Er wurde auch nach der Zulassung der Methadonsunbstitution weiter gegangen, weil die Politik sich nicht zu einer breiteren, weniger voraussetzungsvollen Form der Substitution durchringen konnte. Nicht umsonst galt Codeinsubstitution bisher als Indikator für restriktive Methadonpolitik. Codein wurde vor allem auch deshalb verschrieben, weil es nicht unter die Sonderverschreibungspflicht mit Betäubungsmittelrezepten fiel.

Diese Niedrigschwelligkeit läßt sich durch eine Gleichstellung mit Methadon nicht wiederherstellen. In diesem Fall dürfte Codein nämlich nur mit hohen Zugangsschwellen, bürokratischen Aufnahmeverfahren, eng definierten Vergaberegelungen und hohen Verhaltensanforderungen vergeben werden. Daran hat auch die prinzipiell begrüßenswerte Lockerung der Take-home-Regelungen für Methadon nicht grundlegend gerüttelt. Der F.D.P.-Vorschlag kommt daher einer Ergänzung der relativ hochschwelligen Methadonsubstitution um die Substanzen Codein und Dihydrocodein gleich, nicht aber einer Wiederherstellung der niedrigschwelligen Substitution.
Die ist unserer Ansicht nach aber erforderlich, wenn wir so viele Heroinabhängigen wie möglich erreichen und zu Verhaltensänderungen bewegen wollen.

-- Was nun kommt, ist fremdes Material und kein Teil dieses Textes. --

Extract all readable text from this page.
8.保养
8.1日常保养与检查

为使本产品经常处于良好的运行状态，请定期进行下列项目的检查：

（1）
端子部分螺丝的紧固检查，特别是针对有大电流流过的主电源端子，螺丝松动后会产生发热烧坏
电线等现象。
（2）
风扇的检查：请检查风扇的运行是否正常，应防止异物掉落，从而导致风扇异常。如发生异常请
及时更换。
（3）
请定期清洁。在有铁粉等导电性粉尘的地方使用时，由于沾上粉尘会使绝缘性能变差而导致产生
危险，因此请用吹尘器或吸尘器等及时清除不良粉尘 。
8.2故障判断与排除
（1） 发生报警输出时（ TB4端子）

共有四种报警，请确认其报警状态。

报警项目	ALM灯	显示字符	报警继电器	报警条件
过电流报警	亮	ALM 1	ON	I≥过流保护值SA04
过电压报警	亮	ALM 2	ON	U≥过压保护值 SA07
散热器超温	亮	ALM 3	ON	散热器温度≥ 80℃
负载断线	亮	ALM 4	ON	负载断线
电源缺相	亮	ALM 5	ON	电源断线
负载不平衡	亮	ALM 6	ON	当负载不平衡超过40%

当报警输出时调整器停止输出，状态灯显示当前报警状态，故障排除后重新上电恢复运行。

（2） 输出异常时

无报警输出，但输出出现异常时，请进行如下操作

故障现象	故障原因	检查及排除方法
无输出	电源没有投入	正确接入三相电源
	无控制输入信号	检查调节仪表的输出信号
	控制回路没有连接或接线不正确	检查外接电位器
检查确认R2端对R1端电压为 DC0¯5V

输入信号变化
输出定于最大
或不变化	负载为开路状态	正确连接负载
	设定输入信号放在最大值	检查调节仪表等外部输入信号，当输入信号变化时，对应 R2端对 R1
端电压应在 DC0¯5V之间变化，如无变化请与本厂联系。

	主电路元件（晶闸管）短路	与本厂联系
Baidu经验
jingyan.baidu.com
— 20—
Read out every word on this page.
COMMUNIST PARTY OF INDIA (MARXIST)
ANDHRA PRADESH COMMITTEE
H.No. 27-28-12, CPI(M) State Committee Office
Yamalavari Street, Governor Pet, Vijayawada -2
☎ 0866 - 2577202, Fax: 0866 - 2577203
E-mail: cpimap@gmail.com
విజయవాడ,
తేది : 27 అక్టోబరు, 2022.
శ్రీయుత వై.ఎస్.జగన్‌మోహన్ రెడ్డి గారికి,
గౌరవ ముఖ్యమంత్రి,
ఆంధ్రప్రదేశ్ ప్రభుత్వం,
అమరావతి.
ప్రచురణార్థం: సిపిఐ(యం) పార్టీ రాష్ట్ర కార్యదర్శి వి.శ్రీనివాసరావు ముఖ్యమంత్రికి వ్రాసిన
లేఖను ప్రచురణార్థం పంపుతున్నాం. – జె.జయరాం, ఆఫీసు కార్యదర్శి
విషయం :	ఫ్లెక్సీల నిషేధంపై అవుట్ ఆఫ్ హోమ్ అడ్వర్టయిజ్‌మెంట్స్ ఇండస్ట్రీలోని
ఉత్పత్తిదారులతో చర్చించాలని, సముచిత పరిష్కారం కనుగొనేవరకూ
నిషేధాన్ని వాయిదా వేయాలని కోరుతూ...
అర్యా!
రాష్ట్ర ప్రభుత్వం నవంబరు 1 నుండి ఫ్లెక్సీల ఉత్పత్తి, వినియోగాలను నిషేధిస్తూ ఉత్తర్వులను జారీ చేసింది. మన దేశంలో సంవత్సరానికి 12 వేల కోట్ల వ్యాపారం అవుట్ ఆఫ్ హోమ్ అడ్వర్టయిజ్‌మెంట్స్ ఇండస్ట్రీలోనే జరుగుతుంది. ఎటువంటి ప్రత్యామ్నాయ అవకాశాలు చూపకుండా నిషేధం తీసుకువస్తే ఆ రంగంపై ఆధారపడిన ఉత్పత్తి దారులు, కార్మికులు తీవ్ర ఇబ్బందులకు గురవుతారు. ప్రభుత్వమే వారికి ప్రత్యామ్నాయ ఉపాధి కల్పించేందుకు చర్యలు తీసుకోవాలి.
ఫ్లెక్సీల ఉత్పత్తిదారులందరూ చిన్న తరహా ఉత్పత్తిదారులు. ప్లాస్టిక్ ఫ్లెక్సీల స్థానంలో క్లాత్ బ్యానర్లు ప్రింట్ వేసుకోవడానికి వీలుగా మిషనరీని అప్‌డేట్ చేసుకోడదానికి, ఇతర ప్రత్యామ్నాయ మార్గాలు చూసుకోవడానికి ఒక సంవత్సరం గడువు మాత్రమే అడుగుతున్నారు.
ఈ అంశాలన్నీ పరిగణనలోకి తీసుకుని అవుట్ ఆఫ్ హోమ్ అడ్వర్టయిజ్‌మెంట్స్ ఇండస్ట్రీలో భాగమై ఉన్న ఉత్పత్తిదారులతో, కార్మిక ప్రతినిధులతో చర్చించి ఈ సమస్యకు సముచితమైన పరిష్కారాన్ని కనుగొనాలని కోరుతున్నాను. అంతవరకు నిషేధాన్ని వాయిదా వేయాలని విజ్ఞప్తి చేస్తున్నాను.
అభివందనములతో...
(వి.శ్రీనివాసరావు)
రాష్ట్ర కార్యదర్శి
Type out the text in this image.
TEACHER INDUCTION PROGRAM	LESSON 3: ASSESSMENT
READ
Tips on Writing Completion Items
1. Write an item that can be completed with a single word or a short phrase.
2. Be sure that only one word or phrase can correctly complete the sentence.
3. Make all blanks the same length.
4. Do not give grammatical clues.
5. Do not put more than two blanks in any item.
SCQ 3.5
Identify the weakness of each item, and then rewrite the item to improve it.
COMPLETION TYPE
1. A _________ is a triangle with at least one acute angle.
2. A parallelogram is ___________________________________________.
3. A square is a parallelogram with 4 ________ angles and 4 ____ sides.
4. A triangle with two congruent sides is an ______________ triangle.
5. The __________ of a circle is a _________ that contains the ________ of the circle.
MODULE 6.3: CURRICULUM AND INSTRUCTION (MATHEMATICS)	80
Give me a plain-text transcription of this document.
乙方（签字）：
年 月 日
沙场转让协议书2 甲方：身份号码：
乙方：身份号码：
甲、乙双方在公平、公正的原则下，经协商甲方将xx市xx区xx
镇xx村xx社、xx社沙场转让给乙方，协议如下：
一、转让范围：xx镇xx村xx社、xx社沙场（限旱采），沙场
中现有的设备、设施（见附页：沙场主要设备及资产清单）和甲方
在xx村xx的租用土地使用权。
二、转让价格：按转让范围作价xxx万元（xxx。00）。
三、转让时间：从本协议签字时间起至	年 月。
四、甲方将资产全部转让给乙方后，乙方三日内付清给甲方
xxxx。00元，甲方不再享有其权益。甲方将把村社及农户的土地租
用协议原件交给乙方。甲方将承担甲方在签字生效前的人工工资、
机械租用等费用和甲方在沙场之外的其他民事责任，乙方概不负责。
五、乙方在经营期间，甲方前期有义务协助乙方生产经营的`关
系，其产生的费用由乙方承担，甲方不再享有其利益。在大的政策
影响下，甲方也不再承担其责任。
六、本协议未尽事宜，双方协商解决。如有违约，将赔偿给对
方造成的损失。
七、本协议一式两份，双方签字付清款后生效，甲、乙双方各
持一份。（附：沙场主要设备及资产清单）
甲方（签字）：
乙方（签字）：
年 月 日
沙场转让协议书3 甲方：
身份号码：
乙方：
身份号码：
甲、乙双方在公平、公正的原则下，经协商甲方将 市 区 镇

Wir fordern nicht, daß Codeinpräparate zur Substitution jetzt wieder aus dem BtMG ausgegliedert werden; das wäre ein unrealistisches Ziel. Aber es wäre doch erwägenswert, ob nicht allgemein die Barrieren der Substitution weiter gesenkt werden könnten. Das muß nicht jeglichen Verzicht auf Kontrolle oder psychosoziale Begleitung bedeuten. Diese sollte nur nicht in starre bürokratische Rahmen gegossen werden, sondern den verschreibenden Ärztinnen und Ärzten überlassen werden. Erfahrene Mediziner sind durchaus in der Lage, zu entscheiden, ob die Substitutionsbehandlung für die Patientin oder den Patienten überhaupt Sinn macht, und welche Maßnahmen und Auflagen im Einzelfall erforderlich sind.

Substitution kann und muß die jeweils individuelle Drogenkarriere und den individuellen Lebenszusammenhang berücksichtigen, denn der Ausstieg aus der Drogenszene, aus der Abhängigkeit und auch aus dem Drogenkonsum verläuft höchst individuell. Eine solche Hilfe ist durch hochstrukturierte Programme kaum zu leisten. Außerdem wird die Verkettung von Substitution mit der Pflicht zur therapeutischen Begleitung besonders in einem dünn besiedelten Flächenland wie Schleswig-Holstein das verhindern, was am dringendsten gebraucht wird: Die soziale und berufliche Integration der Drogenkonsumentinnen und -konsumenten, um ihnen ein menschenwürdiges Leben mit der Abhängigkeit zu erleichtern und ihnen das finden eines Weges aus der Abhängigkeit zu ermöglichen.

Codeinsubstitution war für viele Menschen der letzte Strohhalm, an den sie sich klammern konnten. Der ist geknick worden, weil die CDU das drogenpolitische Motto hat: “schwimm‘ oder geh‘ unter”. Statt jetzt zu versuchen, diesen Strohhalm notdürftig zu flicken, sollten wir lieber den Betroffenen die Hand reichen - ohne Vorbedingungen zu stellen.

Der SSW kann den Antrag der F.D.P. unterstützen. Ich meine aber auch, daß es sinnvoll wäre, im Sozialausschuß über die Ausgestaltung einer solche Regelung zu sprechen.